A licença de uso e porte de arma de tal classe está prevista no artigo 15.º, da Lei n.º 5/2006, de 23 de Fevereiro, que, em matéria de idoneidade, remete para o artigo 14.º, n.ºs 2 e 3, da mesma lei.
O artigo 14.º, n.ºs 2 e 4, da Lei n.º 5/2006, de 23 de Fevereiro (na redacção que lhe foi dada pela Lei n.º 17/2009, de 6 de Maio, e pela Lei n.º 12/2011, de 27 de Abril), veio criar uma reabilitação judicial específica para a obtenção de licença de uso e porte de arma e dispõe o seguinte:
2 – Sem prejuízo do disposto no artigo 30.º da Constituição e do número seguinte, para efeito de apreciação do requisito constante na alínea c) do número anterior, é susceptível de indiciar falta de idoneidade para efeitos de concessão de licença o facto de, entre outros, ao requerente ter sido aplicada medida de segurança ou ter sido condenado pela prática de crime doloso, cometido com uso de violência, em pena superior a 1 ano de prisão.
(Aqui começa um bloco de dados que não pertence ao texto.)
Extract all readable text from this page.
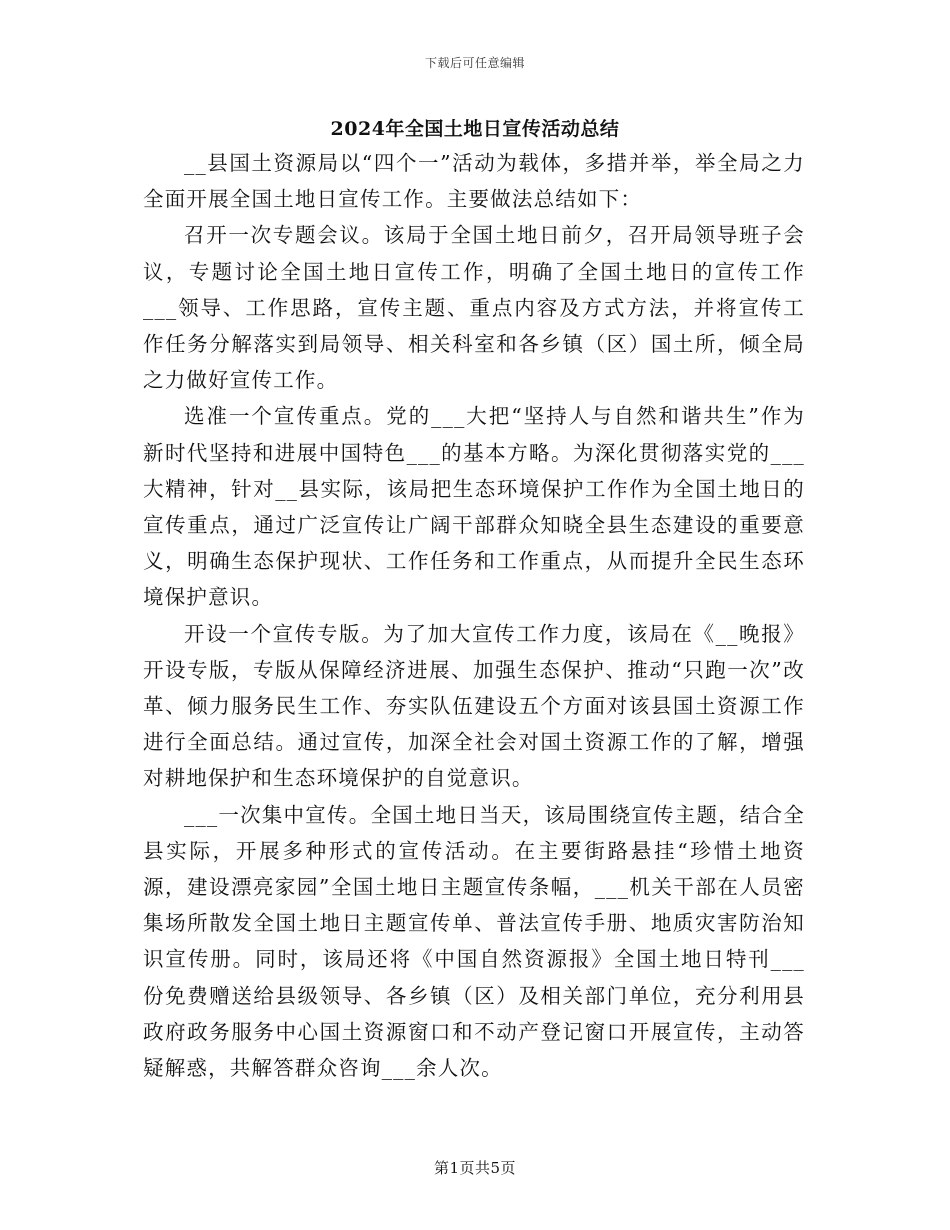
下载后可任意编辑
2024年全国土地日宣传活动总结

__县国土资源局以“四个一”活动为载体，多措并举，举全局之力全面开展全国土地日宣传工作。主要做法总结如下：

召开一次专题会议。该局于全国土地日前夕，召开局领导班子会议，专题讨论全国土地日宣传工作，明确了全国土地日的宣传工作___领导、工作思路，宣传主题、重点内容及方式方法，并将宣传工作任务分解落实到局领导、相关科室和各乡镇（区）国土所，倾全局之力做好宣传工作。

选准一个宣传重点。党的___大把“坚持人与自然和谐共生”作为新时代坚持和进展中国特色___的基本方略。为深化贯彻落实党的___大精神，针对__县实际，该局把生态环境保护工作作为全国土地日的宣传重点，通过广泛宣传让广阔干部群众知晓全县生态建设的重要意义，明确生态保护现状、工作任务和工作重点，从而提升全民生态环境保护意识。

开设一个宣传专版。为了加大宣传工作力度，该局在《__晚报》开设专版，专版从保障经济进展、加强生态保护、推动“只跑一次”改革、倾力服务民生工作、夯实队伍建设五个方面对该县国土资源工作进行全面总结。通过宣传，加深全社会对国土资源工作的了解，增强对耕地保护和生态环境保护的自觉意识。

___一次集中宣传。全国土地日当天，该局围绕宣传主题，结合全县实际，开展多种形式的宣传活动。在主要街路悬挂“珍惜土地资源，建设漂亮家园”全国土地日主题宣传条幅，___机关干部在人员密集场所散发全国土地日主题宣传单、普法宣传手册、地质灾害防治知识宣传册。同时，该局还将《中国自然资源报》全国土地日特刊___份免费赠送给县级领导、各乡镇（区）及相关部门单位，充分利用县政府政务服务中心国土资源窗口和不动产登记窗口开展宣传，主动答疑解惑，共解答群众咨询___余人次。

第1页共5页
3 – No decurso do período anterior à verificação do cancelamento definitivo da inscrição no registo criminal das decisões judiciais em que o requerente foi condenado, pode este requerer que lhe seja reconhecida a idoneidade para os fins pretendidos, pelo tribunal da última condenação.
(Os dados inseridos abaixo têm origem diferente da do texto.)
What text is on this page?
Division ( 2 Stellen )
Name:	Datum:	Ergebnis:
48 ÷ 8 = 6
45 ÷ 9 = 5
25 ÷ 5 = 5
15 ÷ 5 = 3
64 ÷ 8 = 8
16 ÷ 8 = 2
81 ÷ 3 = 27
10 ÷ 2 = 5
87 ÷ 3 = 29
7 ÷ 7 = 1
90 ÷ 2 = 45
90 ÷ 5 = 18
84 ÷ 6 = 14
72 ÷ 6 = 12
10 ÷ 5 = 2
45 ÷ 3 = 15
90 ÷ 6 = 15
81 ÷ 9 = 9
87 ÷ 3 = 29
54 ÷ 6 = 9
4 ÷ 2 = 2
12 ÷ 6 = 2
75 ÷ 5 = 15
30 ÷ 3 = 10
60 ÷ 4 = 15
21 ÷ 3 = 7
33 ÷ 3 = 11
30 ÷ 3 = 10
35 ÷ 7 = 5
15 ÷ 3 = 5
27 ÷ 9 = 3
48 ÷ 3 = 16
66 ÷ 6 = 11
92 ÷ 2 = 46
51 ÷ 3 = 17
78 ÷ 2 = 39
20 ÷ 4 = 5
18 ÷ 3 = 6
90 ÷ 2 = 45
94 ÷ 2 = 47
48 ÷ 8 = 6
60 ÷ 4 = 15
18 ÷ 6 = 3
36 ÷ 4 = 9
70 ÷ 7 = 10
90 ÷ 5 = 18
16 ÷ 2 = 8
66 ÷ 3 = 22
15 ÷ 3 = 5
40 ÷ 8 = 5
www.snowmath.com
4 – O incidente corre por apenso ao processo principal, sendo instruído com requerimento fundamentado do requerente, que é obrigatoriamente ouvido pelo juiz do processo, que decide, produzida a necessária prova e após parecer do Ministério Público.” Assim, antes de mais, importa concretizar o conceito de idoneidade. Desde logo, de acordo com o artigo 14.º, n.º 2, da mencionada Lei, indicia não ter idoneidade aquele a quem tenha sido aplicada medida de segurança ou aquele que tenha sido condenado pela prática de crime doloso, cometido com uso de violência, em pena superior a 1 ano de prisão.
“O interessado será idóneo quando apresente um comportamento social denotador de ser merecedor da especial confiança que o Estado vai depositar em si. Na negativa: quando o interessado, através do crime por si praticado e pelo qual foi condenado, demonstrou profundo menosprezo pelas regras da sociedade em que se encontra inserido, deverá ser considerado inidóneo para ser detentor de uma arma. Se a violação de tais regras demonstrar que o agente não está preparado para assumir a responsabilidade de deter uma arma, não lhe deve ser reconhecida (ainda que temporariamente) tal faculdade.
O legislador parte, assim, da presunção que a prática de qualquer crime é susceptível de implicar uma diminuição da idoneidade do interessado (…).” (Patrícia Naré Agostinho, “O artigo 14.º do novo regime das armas e munições”, Revista do Ministério Público, n.º 116, Ano 29, Outubro-Dezembro de 2008, páginas 184 e 185).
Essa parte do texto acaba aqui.